A response to Hannah Stephenson’s Town
It starts with a railroad, a fort nearby
with plenty of guns in its armory,
and a promise of gold, silver, copper, oil, coal,
for the hills to be bowed toward the practical,
extractable enough for Eastern financiers
to send along their goonies and their threshers
and hang posters that spoke of a heroes bounty
to every down and out outcast who teemed in the cities.
They brought in the necessities: a saloon, a smelter,
a brothel, a bank, a slaughterhouse, a factory for plaster
and inevitably, ministers, to teach about the curse of Eve.

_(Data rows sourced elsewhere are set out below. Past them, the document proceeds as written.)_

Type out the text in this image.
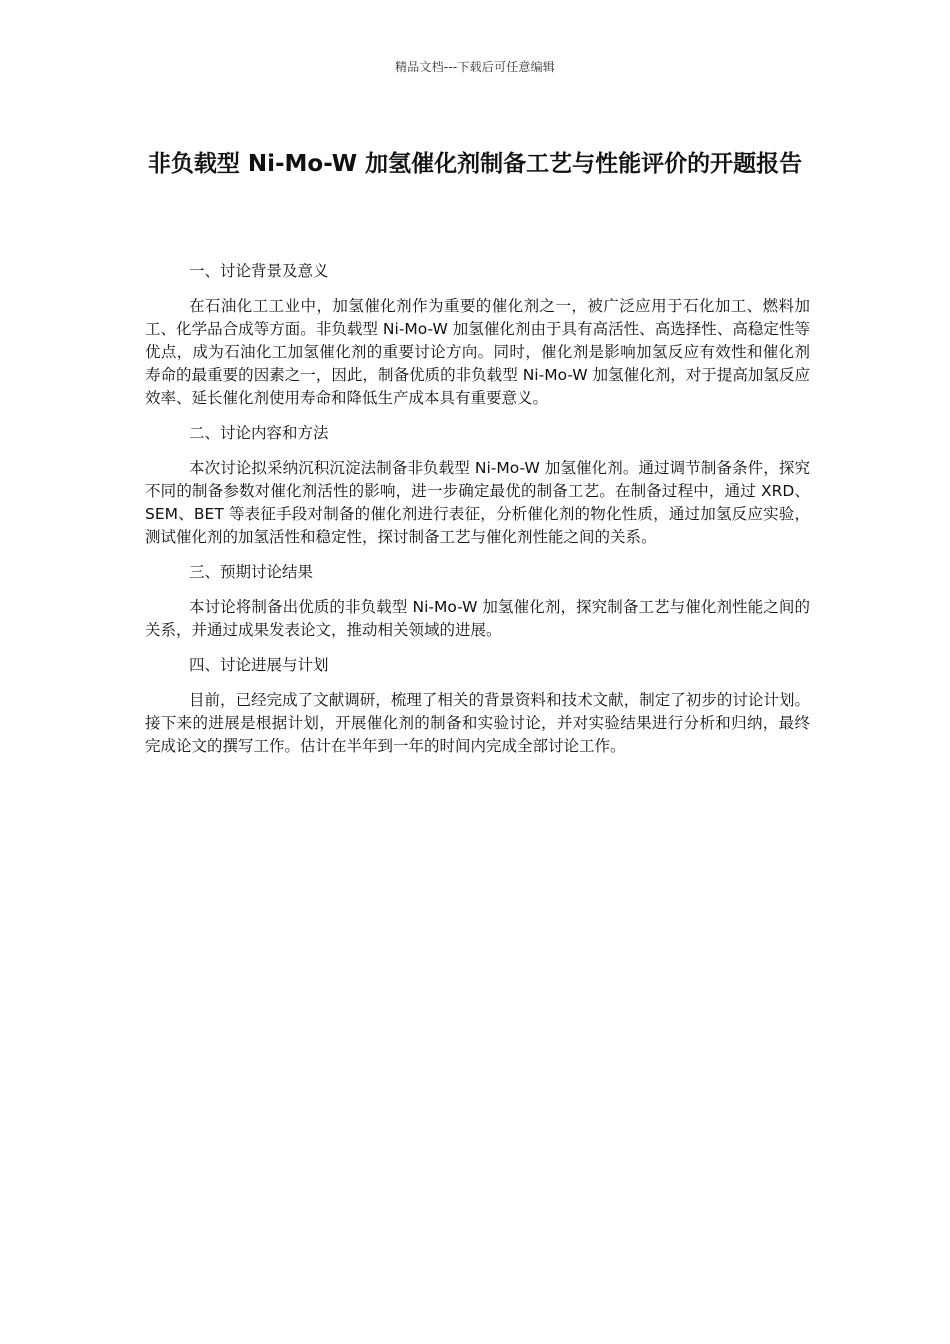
精品文档---下载后可任意编辑
非负载型 Ni-Mo-W 加氢催化剂制备工艺与性能评价的开题报告

一、讨论背景及意义

在石油化工工业中，加氢催化剂作为重要的催化剂之一，被广泛应用于石化加工、燃料加工、化学品合成等方面。非负载型 Ni-Mo-W 加氢催化剂由于具有高活性、高选择性、高稳定性等优点，成为石油化工加氢催化剂的重要讨论方向。同时，催化剂是影响加氢反应有效性和催化剂寿命的最重要的因素之一，因此，制备优质的非负载型 Ni-Mo-W 加氢催化剂，对于提高加氢反应效率、延长催化剂使用寿命和降低生产成本具有重要意义。

二、讨论内容和方法

本次讨论拟采纳沉积沉淀法制备非负载型 Ni-Mo-W 加氢催化剂。通过调节制备条件，探究不同的制备参数对催化剂活性的影响，进一步确定最优的制备工艺。在制备过程中，通过 XRD、SEM、BET 等表征手段对制备的催化剂进行表征，分析催化剂的物化性质，通过加氢反应实验，测试催化剂的加氢活性和稳定性，探讨制备工艺与催化剂性能之间的关系。

三、预期讨论结果

本讨论将制备出优质的非负载型 Ni-Mo-W 加氢催化剂，探究制备工艺与催化剂性能之间的关系，并通过成果发表论文，推动相关领域的进展。

四、讨论进展与计划

目前，已经完成了文献调研，梳理了相关的背景资料和技术文献，制定了初步的讨论计划。接下来的进展是根据计划，开展催化剂的制备和实验讨论，并对实验结果进行分析和归纳，最终完成论文的撰写工作。估计在半年到一年的时间内完成全部讨论工作。
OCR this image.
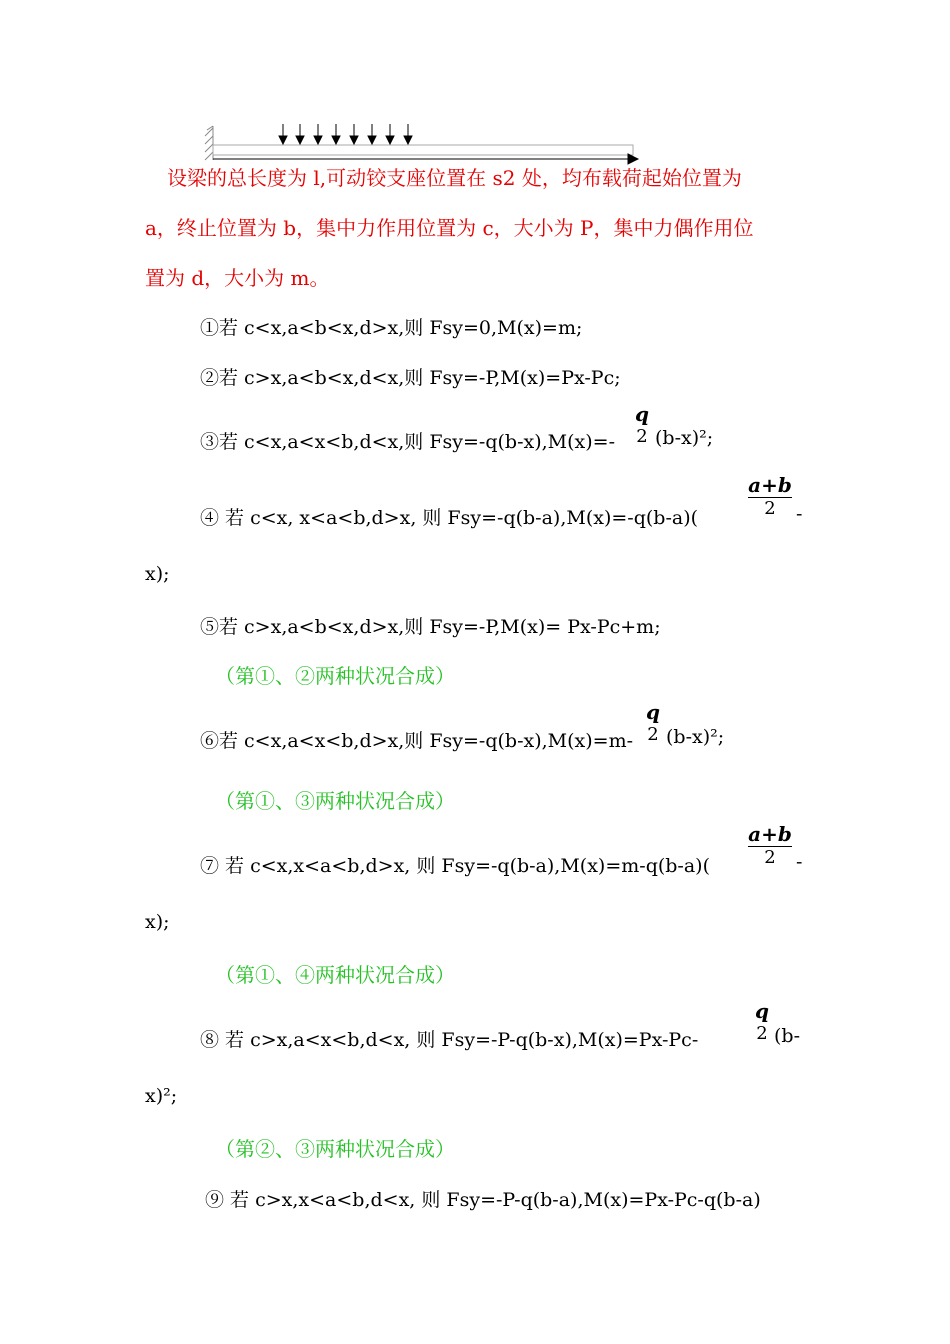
设梁的总长度为 l,可动铰支座位置在 s2 处，均布载荷起始位置为
a，终止位置为 b，集中力作用位置为 c，大小为 P，集中力偶作用位
置为 d，大小为 m。
①若 c<x,a<b<x,d>x,则 Fsy=0,M(x)=m;
②若 c>x,a<b<x,d<x,则 Fsy=-P,M(x)=Px-Pc;
③若 c<x,a<x<b,d<x,则 Fsy=-q(b-x),M(x)=-
q
2 (b-x)²;
④ 若 c<x, x<a<b,d>x, 则 Fsy=-q(b-a),M(x)=-q(b-a)(
a+b
2	-
x);
⑤若 c>x,a<b<x,d>x,则 Fsy=-P,M(x)= Px-Pc+m;
（第①、②两种状况合成）
⑥若 c<x,a<x<b,d>x,则 Fsy=-q(b-x),M(x)=m-
q
2 (b-x)²;
（第①、③两种状况合成）
⑦ 若 c<x,x<a<b,d>x, 则 Fsy=-q(b-a),M(x)=m-q(b-a)(
a+b
2	-
x);
（第①、④两种状况合成）
⑧ 若 c>x,a<x<b,d<x, 则 Fsy=-P-q(b-x),M(x)=Px-Pc-
q
2 (b-
x)²;
（第②、③两种状况合成）
⑨ 若 c>x,x<a<b,d<x, 则 Fsy=-P-q(b-a),M(x)=Px-Pc-q(b-a)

As families and graveyards grew, they believed they’d never leave
but the children soon became bored
with the choice of liquor and the lord
and moved upstate, to get away from all the gratitude
for the blood sacrifice of Jesus Christ, from the attitude
of acceptance for the losses in the mines and the fires,
of reverence for the well-connected vampires
who owned the town whole as everybody knew
and mixed its rivers red with the cadmium blue.
The price of silver dropped, and the town just dispersed
but something stayed behind, a right to be there, with the curse
that hung inside the lace, the last trappings of an outpost,
the god-forsaken hideaway of ghosts.
How we cherish them now, as we walk this blessed town.
How we pray that we could raise it from the ground.